打头的护军校手里拎着把顺刀,这刀是营里的制式家伙,精钢打的,窄长条儿,带着弯弧,亮瓦瓦的,刃口快得很。
只见白光闪过,挡道的树杈子、草堆子、土坷垃,三两下就给劈成了沫子。
外头传来瑞王爷急切的声音,一边砍着残枝一边高喊:“大哥哥,您可在里头大哥哥,您还安好吗”
洞内,昭炎帝听见是瑞王的声音,眉头几不可察地微蹙。
温棉被这动静扰得半醒,掀开盖着的皇帝常服站起来,侧耳细听片刻,高兴道:“这不是瑞王爷么”
她就要跑到洞口答应一声,却被昭炎帝捂住嘴拉了回来。
“唔唔……”
怎么了
温棉偏头看皇帝。
皇帝那双因高热而显得迷蒙的眸子,幽深的看不见底。
他未答话,只将手缓缓握紧铁鋄金鞘小刀,另一只手将温棉拉到身后,忍着腿伤剧痛,慢慢站起身来,不动声色地向洞口挪去。
温棉的心突突直跳,一直提到了嗓子眼。
“大哥哥,您在不在这儿呐”
皇帝恍若未闻,依旧握着刀,目光沉冷地望向洞口。
不多时,赵德胜打东面来,尖着嗓子喊:“王爷嗳,东边没有主子踪迹……”
护军统领打西面来,三方齐聚在此。
他们在山腰处发现了些许朱轮华盖车的残骸,推论皇帝应该在这儿附近。
皇帝压下刀,沉着嗓子喊了一句:“朕在此。”
洞外议论声停了一瞬。
瑞王爷和赵德胜一前一后连滚带爬抢进来。
瑞王一眼瞧见皇帝,虽形容狼狈却性命无碍,顿时松了口气,脸上喜色情真意切。
“大哥哥,太好了,您没事就……”
他话音未落,旁边的赵德胜已“噗通”跪倒在地,涕泪横流,声音抖得不成样子。
“主子!主子爷啊!奴才罪该万死!救驾来迟,让您受苦了……”
他抬起袖子胡乱抹了把脸,急慌慌抬眼去瞧他主子。
这一瞧,好悬没把眼珠子瞪出来。
他那素日里最重威仪,连根头发丝儿都不乱的主子爷,这会儿头发散乱,几缕湿发贴在脑门儿上。
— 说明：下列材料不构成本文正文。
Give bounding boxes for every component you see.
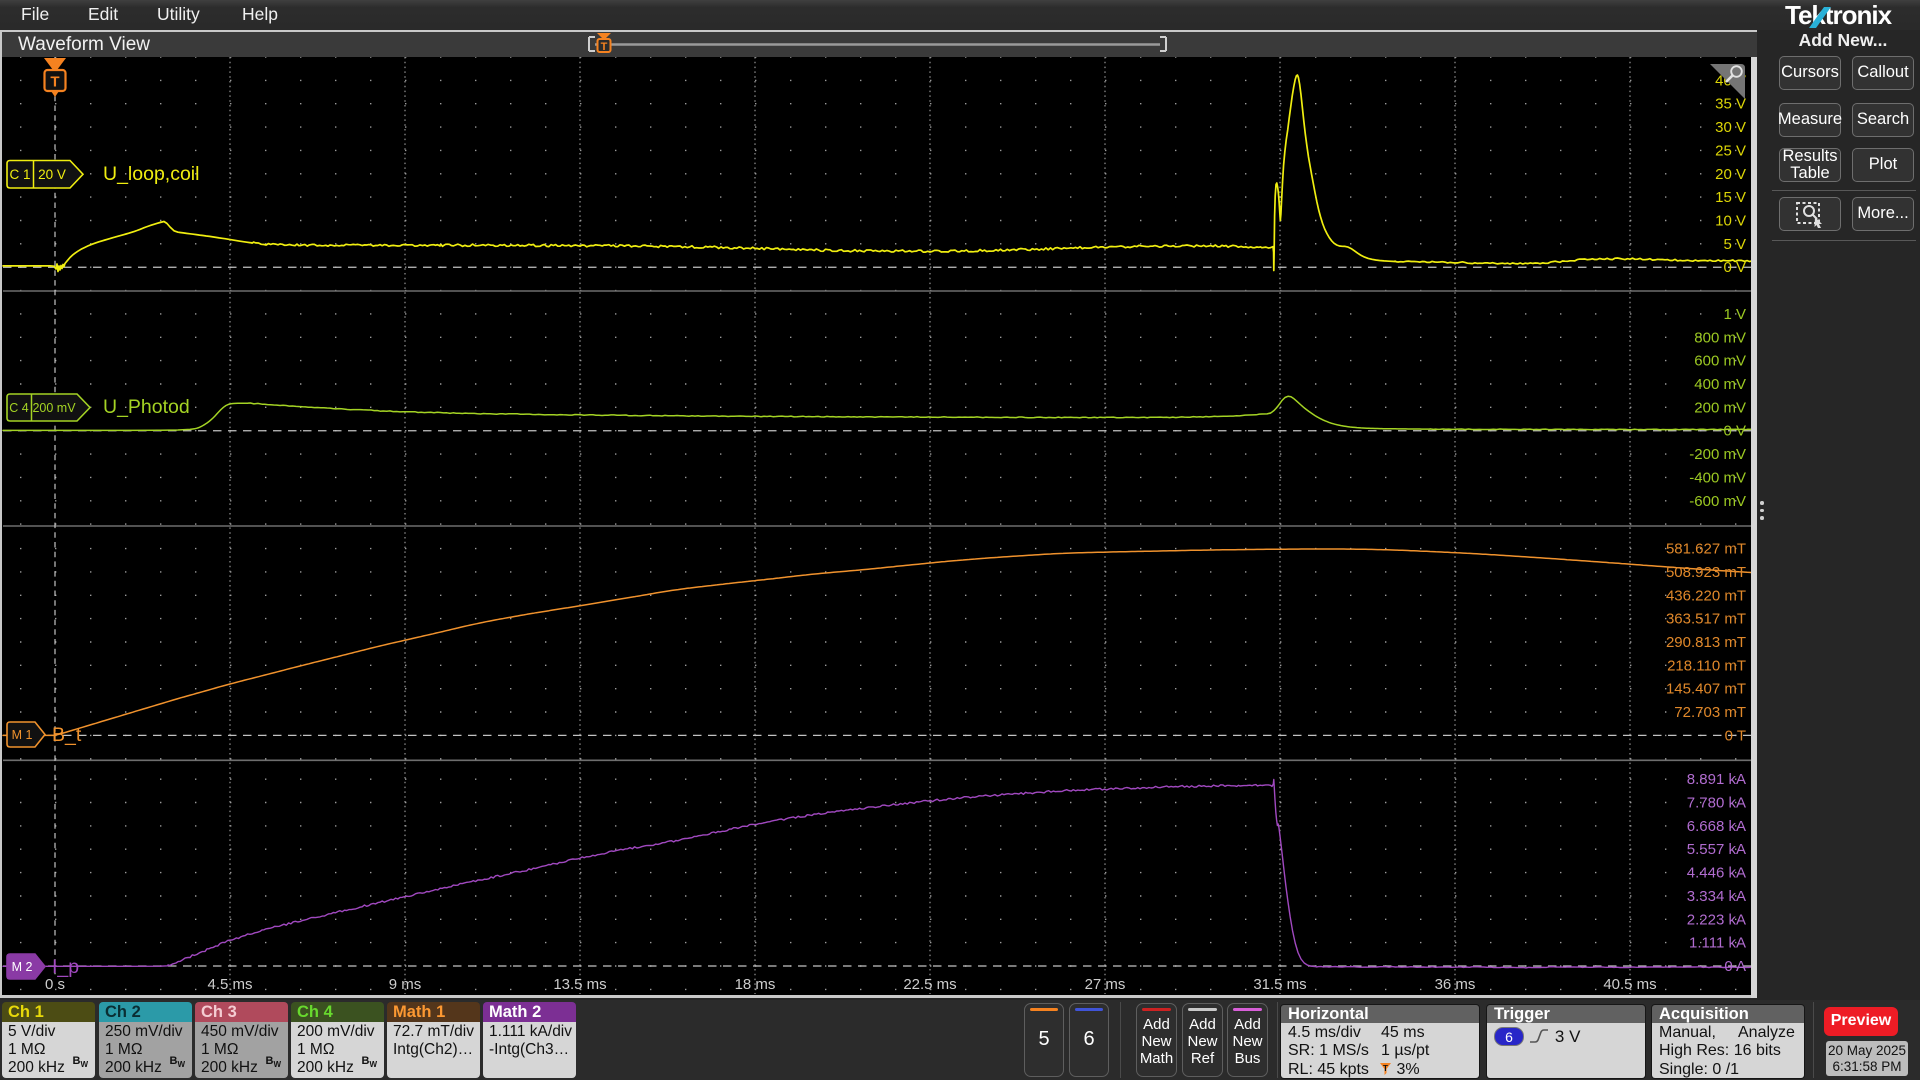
svg-text:0 T: 0 T bbox=[1725, 727, 1746, 744]
svg-text:7.780 kA: 7.780 kA bbox=[1687, 795, 1746, 812]
svg-text:581.627 mT: 581.627 mT bbox=[1666, 541, 1746, 558]
svg-text:B_t: B_t bbox=[52, 724, 82, 746]
svg-text:13.5 ms: 13.5 ms bbox=[553, 976, 606, 993]
svg-text:C 1: C 1 bbox=[9, 167, 30, 182]
svg-text:-400 mV: -400 mV bbox=[1689, 469, 1746, 486]
svg-text:30 V: 30 V bbox=[1715, 119, 1746, 136]
svg-text:I_p: I_p bbox=[52, 956, 79, 978]
svg-text:200 mV: 200 mV bbox=[32, 401, 76, 415]
svg-text:31.5 ms: 31.5 ms bbox=[1253, 976, 1306, 993]
svg-text:0 s: 0 s bbox=[45, 976, 65, 993]
svg-text:1 V: 1 V bbox=[1723, 306, 1746, 323]
svg-text:218.110 mT: 218.110 mT bbox=[1667, 657, 1746, 674]
svg-text:436.220 mT: 436.220 mT bbox=[1666, 587, 1746, 604]
svg-text:20 V: 20 V bbox=[1715, 166, 1746, 183]
svg-text:0 V: 0 V bbox=[1723, 259, 1746, 276]
svg-text:508.923 mT: 508.923 mT bbox=[1666, 564, 1746, 581]
svg-text:C 4: C 4 bbox=[9, 401, 29, 415]
svg-text:T: T bbox=[50, 74, 59, 91]
svg-text:4.5 ms: 4.5 ms bbox=[207, 976, 252, 993]
svg-text:U_loop,coil: U_loop,coil bbox=[103, 163, 199, 185]
svg-text:22.5 ms: 22.5 ms bbox=[903, 976, 956, 993]
svg-text:U_Photod: U_Photod bbox=[103, 396, 190, 418]
svg-text:36 ms: 36 ms bbox=[1435, 976, 1476, 993]
svg-text:2.223 kA: 2.223 kA bbox=[1687, 911, 1746, 928]
svg-text:290.813 mT: 290.813 mT bbox=[1666, 634, 1746, 651]
svg-text:9 ms: 9 ms bbox=[389, 976, 422, 993]
svg-text:8.891 kA: 8.891 kA bbox=[1687, 771, 1746, 788]
svg-text:600 mV: 600 mV bbox=[1694, 353, 1746, 370]
svg-text:1.111 kA: 1.111 kA bbox=[1689, 935, 1746, 952]
svg-text:-200 mV: -200 mV bbox=[1689, 446, 1746, 463]
svg-text:5 V: 5 V bbox=[1723, 236, 1746, 253]
svg-text:25 V: 25 V bbox=[1715, 142, 1746, 159]
svg-text:40.5 ms: 40.5 ms bbox=[1603, 976, 1656, 993]
svg-text:0 A: 0 A bbox=[1724, 958, 1746, 975]
svg-text:3.334 kA: 3.334 kA bbox=[1687, 888, 1746, 905]
svg-text:0 V: 0 V bbox=[1723, 423, 1746, 440]
svg-text:363.517 mT: 363.517 mT bbox=[1666, 611, 1746, 628]
svg-text:145.407 mT: 145.407 mT bbox=[1666, 681, 1746, 698]
svg-text:-600 mV: -600 mV bbox=[1689, 493, 1746, 510]
svg-text:800 mV: 800 mV bbox=[1694, 329, 1746, 346]
svg-text:4.446 kA: 4.446 kA bbox=[1687, 865, 1746, 882]
svg-text:200 mV: 200 mV bbox=[1694, 399, 1746, 416]
svg-text:35 V: 35 V bbox=[1715, 96, 1746, 113]
svg-text:T: T bbox=[601, 41, 608, 53]
svg-text:6.668 kA: 6.668 kA bbox=[1687, 818, 1746, 835]
svg-text:Tektronix: Tektronix bbox=[1785, 2, 1893, 28]
svg-text:5.557 kA: 5.557 kA bbox=[1687, 841, 1746, 858]
svg-text:10 V: 10 V bbox=[1715, 213, 1746, 230]
svg-text:400 mV: 400 mV bbox=[1694, 376, 1746, 393]
svg-text:15 V: 15 V bbox=[1715, 189, 1746, 206]
svg-text:27 ms: 27 ms bbox=[1085, 976, 1126, 993]
svg-text:M 2: M 2 bbox=[12, 960, 33, 974]
svg-text:18 ms: 18 ms bbox=[735, 976, 776, 993]
svg-text:M 1: M 1 bbox=[12, 728, 33, 742]
svg-text:T: T bbox=[1383, 1064, 1388, 1073]
svg-text:20 V: 20 V bbox=[38, 167, 66, 182]
svg-text:72.703 mT: 72.703 mT bbox=[1674, 704, 1746, 721]
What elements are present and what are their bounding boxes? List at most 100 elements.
只穿一件中衣,领口都敞着,脸上红一阵白一阵,尽是病容疲态,活脱脱一个烧糊了的卷子。
再往后一瞧,主子身后竟还站着个人。
那不是温姑娘么一样的头发散乱,还有身上那衣裳……
哎呦我滴个活祖宗喂!
那破破烂烂的绿旗袍姑且不说,外头披着的那件常服,上头分明是五爪金龙的暗纹。